John Swainson has been president of Dell's new Software group for less than two weeks, but he's already made a big splash with the company's move to acquire SonicWall on Tuesday.
Of course the SonicWall deal was well in place by the time Swainson joined Dell, which he acknowledged, but he added that Dell will continue to be aggressive on the software acquisition front, especially around security.
"We are making good progress in Dell Software [intellectual property]. Security is a big issue for customers. Dell is building a software portfolio to address those needs with key assets in highly profitable and fast growth segments," Swainson said on a media conference call Tuesday.
As hardware competitors Hewlett-Packard, IBM and Oracle also gobble up applications vendors, Dell is trying to keep pace. Swainson, a former CEO at CA Technologies and most recently a senior adviser to Silver Lake, a global private equity firm, was hired to build the brand-new Dell Software business and formalize a solutions-based approach.
On the call Tuesday, Swainson wouldn't detail his vision for Dell Software, but said, "It's clearly my job to make software a meaningful part of Dell's overall portfolio. This is not the last thing you're going to see from us."
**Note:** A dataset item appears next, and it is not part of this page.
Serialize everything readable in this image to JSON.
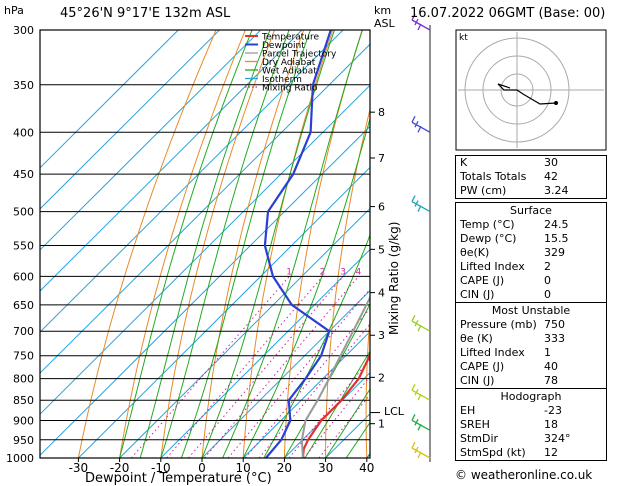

Dell has made several acquisitions in the last few years but security, particularly unified threat management and with it Web security, antivirus and firewall, intrusion detection and protection, content filtering and applications control were a big hole that customers were asking Dell to fill, Swainson said.
"Security is inhibiting the comfort level of moving things to the cloud. This is not the last thing we'll do in the security space," Swainson said. "UTM addresses this with a comprehensive solution. It brings reduced tech training for IT staff, streamlines installation, upgrades all the security functions at once, and helps customers with regulatory compliance and concerns about cyber security."
Meanwhile, Matt Medeiros, president and CEO of SonicWALL, said on the call that folding into Dell will allow it to accelerate growth more rapidly than the company could have done on its own.
"It also expands us up market with our SuperMassive [firewall products] and other network security products. We believe that taking this step is a natural progressive step with Dell," Medeiros said.
Dave Johnson, senior vice president of Dell corporate strategy, said that SonicWall complements other acquisitions that Dell has made over the last couple of years, including Scalent, AppAssure and Kace.
"In our conversations with CIOs and IT executives, security surfaces as one of the [top] concerns for managing their IT environment, especially as they want to leverage private and public clouds," said Johnson.